1914 und die neuen Erben

Geschichte wiederholt sich nicht. 
Gewisse menschliche Verhaltensmuster lassen sich aber durchgängig im Verlauf der Geschichte durchaus beobachten. 
Da kann man es schonmal mit der Angst kriegen...

Ein schönes Beispiel dafür boten drei ehrbare Herren bei der Talkerin Anne Will. Sie schwadronierten und dröhnten über die Nationen Südeuropas, dass es nur eine Lust hatte.

Der elder statesman von Dohnanyi erklärte wichtigtuerisch, dass die Regierungen von Spanien, Portugal, Italien, Griechenland und Zypern in den letzten Jahren die Zeichen der Zeit nicht erkannt hätten bzw ihr Volk beschwindelt hätten. Deutschland dagegen habe seit zehn Jahren alles richtig gemacht und werde deshalb ungerechterweise beschimpft. (Wie dumm müssen die Menschen in diesen Ländern gewesen sein, als sie solche unfähigen Politiker wählten. Und sind die von Dohnanyi genannten Regierungen nicht alle demokratisch gewählt worden, handelten also im Auftrag ihrer Völker? Zählt Volkswille nach Dohnanyi Meinung also nichts mehr, wenn er von dem des deutschen Volkes abweicht ? ? ? ? ?)

Der Berufseuropäer Pöttering tönte von der Weisheit von Frau Merkel und Herrn Schäuble, wurde nicht müde zu betonen, dass er beide schon öfter getroffen und gesprochen habe und reihte Floskel an Floskel von Wohlstand, Zukunft und Einigkeit. Er schloss in der düstern Drohung, dass es nur den Weg des Euro gäbe, sonst drohe Europa der Untergang im Konzert der Weltnationen.

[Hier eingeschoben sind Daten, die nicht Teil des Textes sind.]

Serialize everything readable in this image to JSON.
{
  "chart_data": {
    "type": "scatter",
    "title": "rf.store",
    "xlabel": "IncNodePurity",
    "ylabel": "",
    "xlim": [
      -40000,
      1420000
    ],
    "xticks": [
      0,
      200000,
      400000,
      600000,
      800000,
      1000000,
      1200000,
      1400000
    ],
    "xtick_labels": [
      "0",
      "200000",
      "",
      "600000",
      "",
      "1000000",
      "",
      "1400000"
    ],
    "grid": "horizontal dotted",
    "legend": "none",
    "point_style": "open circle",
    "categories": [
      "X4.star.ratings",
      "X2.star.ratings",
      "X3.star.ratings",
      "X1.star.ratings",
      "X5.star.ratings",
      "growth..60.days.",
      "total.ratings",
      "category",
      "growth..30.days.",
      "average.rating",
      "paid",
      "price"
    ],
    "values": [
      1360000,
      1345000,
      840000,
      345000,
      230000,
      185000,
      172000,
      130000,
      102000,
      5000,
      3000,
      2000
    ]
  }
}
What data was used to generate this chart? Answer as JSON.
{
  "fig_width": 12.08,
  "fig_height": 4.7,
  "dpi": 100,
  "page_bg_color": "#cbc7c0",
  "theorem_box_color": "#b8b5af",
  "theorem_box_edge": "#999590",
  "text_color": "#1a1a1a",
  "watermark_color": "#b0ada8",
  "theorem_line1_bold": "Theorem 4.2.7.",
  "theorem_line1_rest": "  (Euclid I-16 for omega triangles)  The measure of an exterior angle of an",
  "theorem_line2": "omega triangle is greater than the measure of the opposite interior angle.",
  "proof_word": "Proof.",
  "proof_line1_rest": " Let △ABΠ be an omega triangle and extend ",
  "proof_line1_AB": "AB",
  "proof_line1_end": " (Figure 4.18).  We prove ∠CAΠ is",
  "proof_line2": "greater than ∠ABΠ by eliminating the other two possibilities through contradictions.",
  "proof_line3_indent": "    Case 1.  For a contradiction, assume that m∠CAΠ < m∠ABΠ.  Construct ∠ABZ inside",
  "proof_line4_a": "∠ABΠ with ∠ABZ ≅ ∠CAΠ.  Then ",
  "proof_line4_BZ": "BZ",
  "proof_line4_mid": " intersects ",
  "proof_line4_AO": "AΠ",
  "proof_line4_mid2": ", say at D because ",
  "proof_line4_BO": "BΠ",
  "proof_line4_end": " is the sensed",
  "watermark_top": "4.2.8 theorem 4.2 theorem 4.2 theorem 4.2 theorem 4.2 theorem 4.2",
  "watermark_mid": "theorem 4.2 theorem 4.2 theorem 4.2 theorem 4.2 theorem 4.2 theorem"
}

Den Gipfel schoss der Büroleiter der ARD in Brüssel Krause ab, der nassforsch verkündete, wenn er nur den Zyprioten das alles mal richtig erklärt hätte, dann wären sie ihm vor Dankbarkeit um den Hals gefallen und hätten ihm ihre paar letzten Euros freiwillig in die Tasche gestopft. (oder: Wie dumm müssen eigentlich die Menschen auf dieser kleinen Insel sein und wie verantwortungslos ihre demokratisch gewählte Führerschaft ? ?? )Im übrigen würde er den unzufriedenen Demonstranten in diesen Ländern auch gerne mal "den Stinkefinger zeigen".

Die Warnung des luxemburgischen Premier Juncker, dass die Gefahr eines Krieges in Europa noch immer denkbar sei, wird einem nach solchen deutschem Wortgetöse verständlich.


Kaiser Wilhelm II wollte bestimmt keinen Krieg mit seinen Cousins aus England und Russland und auch der greise Kaiser in Wien war sicher kein Kriegstreiber, genauso wenig wie viele andere Hauptakteure der europäischen Politik vor 100 Jahren.

Es wurde aber auch damals gnadenlos viel schwardoniert, jeder fühlte sich im Recht und im Besitz der Weisheit. Insbesondere in Deutschland war die Überzeugung von der eigenen Überlegenheit weit verbreitet und wurde laut heraus getönt. Arroganz, Überheblichkeit und die Angst vor politschen Alternativen (z.B. Bertha von Suttner, "Die Waffen  nieder!") führten in zwei Weltkriege.

Geschichte wiederholt sich gottseidank nicht. Aber das Gerede dieser Herren im Ersten Programm kann einem schon Angst machen.

Im übrigen: Wer versucht der eurokritschen Neupartei Alternative für Deutschland  Rechtspopulismus zu unterstellen, sollte sich vorher mal kritisch mit solchen Meinungsträgern von SPD, CDU und ARD befassen.